漁業で生計を立てる大島の村人達は経済的には豊かではなかったが、率先して自分達の食料や衣料を負傷者達に提供した。
手当てするにも、もちろんトルコ人達とは言葉は通じないので、意思の疎通もままならなかったことは想像できる。
そんな中、村人達は生存者達の世話だけでなく、事故で亡くなった乗員達の遺体もできる限り収容して、樫野崎近くの墓地に葬った。
海に沈んだり海岸に打ち上げられた遺品も引き上げて、きれいに洗浄して保存した。
この事故を報道した新聞を通じて義捐金も集まり、翌年1月、生存者達は日本海軍の軍艦でイスタンブールまで送り届けられた。

この大事故の記憶は地元の串本町では代々伝えられていたものの、日本国内では広く知られる事は無かったらしい。
串本町在住ではないが同じ和歌山県に育ったワタクシも、エルトゥールル号の遭難事故の詳細を知ったのは、恥ずかしながらつい10年ほど前でしかない。
ただ、串本町では、エルトゥールル号の事故をきっかけに始まったトルコ共和国と串本町の友好関係について、随分以前から小学校の社会化の授業で習っているのだそうだ。
だから、『海難1890』のエンドクレジットの画面で、地元の小学生達がエルトゥールル号の慰霊碑周辺を清掃する様子が映されている。

エルトゥールル号の遭難から100年以上経った1985年、2つ目の事件が起きる。
イラン・イラク戦争の折、イラクのフセインは期限以内に退去しないとイラン上空の航空機を無差別に攻撃すると通告した。
これにより、各国はイランに滞在する自国民を避難させるのだが、日本だけが自衛隊機も民間機もイランに送り込めない状況に陥った。
日本国に見捨てられてしまった在留邦人達を救ったのは、トルコ共和国だった。
トルコ航空の飛行機が在留邦人を救出するために、イランに向かったのである。
当初、トルコ航空機で避難するはずだったトルコ国民は陸路で避難し、トルコの飛行機が自国民を乗せずに、取り残されていた日本人達を乗せて脱出したのである。
この時、おそらく、トルコ航空機で脱出した日本人達は、どうしてトルコ共和国に飛行機が自分達を乗せてくれたのか、理解できていたのだろうか?

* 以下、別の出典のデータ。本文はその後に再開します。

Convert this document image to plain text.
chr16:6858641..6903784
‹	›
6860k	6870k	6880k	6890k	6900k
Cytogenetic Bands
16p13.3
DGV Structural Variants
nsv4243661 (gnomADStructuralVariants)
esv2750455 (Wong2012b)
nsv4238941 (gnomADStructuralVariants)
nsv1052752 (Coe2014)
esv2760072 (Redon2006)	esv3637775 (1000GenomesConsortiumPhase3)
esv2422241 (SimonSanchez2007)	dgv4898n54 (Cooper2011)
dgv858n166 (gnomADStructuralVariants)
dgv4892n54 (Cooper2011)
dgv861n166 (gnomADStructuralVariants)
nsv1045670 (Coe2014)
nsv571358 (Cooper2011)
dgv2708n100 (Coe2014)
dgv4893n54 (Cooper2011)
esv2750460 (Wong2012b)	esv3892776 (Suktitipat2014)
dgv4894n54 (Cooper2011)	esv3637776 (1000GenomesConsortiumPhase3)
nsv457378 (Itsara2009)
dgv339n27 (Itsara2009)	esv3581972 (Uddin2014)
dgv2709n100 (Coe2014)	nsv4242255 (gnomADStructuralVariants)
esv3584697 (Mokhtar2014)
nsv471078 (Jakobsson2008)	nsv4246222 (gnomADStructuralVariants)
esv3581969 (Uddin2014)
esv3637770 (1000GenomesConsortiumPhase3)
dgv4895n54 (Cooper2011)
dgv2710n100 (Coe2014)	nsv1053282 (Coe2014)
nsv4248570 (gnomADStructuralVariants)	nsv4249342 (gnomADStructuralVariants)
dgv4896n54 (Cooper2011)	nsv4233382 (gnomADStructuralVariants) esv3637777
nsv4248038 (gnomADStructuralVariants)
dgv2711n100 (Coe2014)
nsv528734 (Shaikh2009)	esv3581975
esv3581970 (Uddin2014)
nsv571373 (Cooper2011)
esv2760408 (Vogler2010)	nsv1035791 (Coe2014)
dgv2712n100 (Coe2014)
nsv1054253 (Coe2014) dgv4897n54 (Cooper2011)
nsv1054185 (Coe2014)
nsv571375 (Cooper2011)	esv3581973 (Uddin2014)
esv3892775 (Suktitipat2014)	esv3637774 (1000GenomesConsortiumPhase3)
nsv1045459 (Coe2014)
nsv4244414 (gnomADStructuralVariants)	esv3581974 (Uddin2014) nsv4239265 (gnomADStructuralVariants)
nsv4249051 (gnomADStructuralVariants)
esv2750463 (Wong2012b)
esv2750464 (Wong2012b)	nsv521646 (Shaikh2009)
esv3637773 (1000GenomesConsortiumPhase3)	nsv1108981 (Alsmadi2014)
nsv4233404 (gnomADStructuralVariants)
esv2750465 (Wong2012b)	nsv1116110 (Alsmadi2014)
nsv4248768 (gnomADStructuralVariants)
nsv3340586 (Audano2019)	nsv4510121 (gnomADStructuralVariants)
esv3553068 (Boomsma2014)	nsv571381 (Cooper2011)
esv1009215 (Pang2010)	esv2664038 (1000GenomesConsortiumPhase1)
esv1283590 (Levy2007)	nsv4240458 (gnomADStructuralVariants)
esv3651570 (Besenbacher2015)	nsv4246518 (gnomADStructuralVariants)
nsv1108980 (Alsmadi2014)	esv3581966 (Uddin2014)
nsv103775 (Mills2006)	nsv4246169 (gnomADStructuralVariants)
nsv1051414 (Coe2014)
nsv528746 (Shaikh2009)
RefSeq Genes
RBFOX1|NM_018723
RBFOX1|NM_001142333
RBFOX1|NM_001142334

トルコの人々は、1890年のエルトゥールル号遭難事故を忘れていなかったのだ。
遭難事故以来、イラン・イラク戦争の時だけでなく、トルコ共和国と日本の友好関係は途切れることなく続いていたのである。

ここからはワタクシがこの映画を観た感想であるが、

どういうわけだか、ワタクシは、エルトゥールル号事件をドキュメンタリ-タッチに描いた映画であると勝手に決めつけていたため、ドラマを引き立てるためにサイドストーリーがちりばめられた進行と、映像美にこだわったシーン転換に違和感も感じた。

さらに、大島に遊郭があったという設定に驚いて、串本町の知人に確かめたところ、その昔、遊郭は確かにあったらしいとの確認を得た。
映画に登場した、負傷者の看護を手伝った遊女のモデルとなった人の墓も、当時の大島の村長の墓も同じ墓所にも実在するらしい。

つまり、前半のエルトゥールル号遭難事故のエピソードと、後半のイラン・イラク戦争の脱出エピソード、
2か所で泣いてしまったのだ。

          

だが、最近、トルコ軍によるクーデター未遂事件が起きた、
トルコ共和国の国内情勢が、落ち着いてくれることを願っている。
そして、この先も両国の友好関係が続く事を願っている。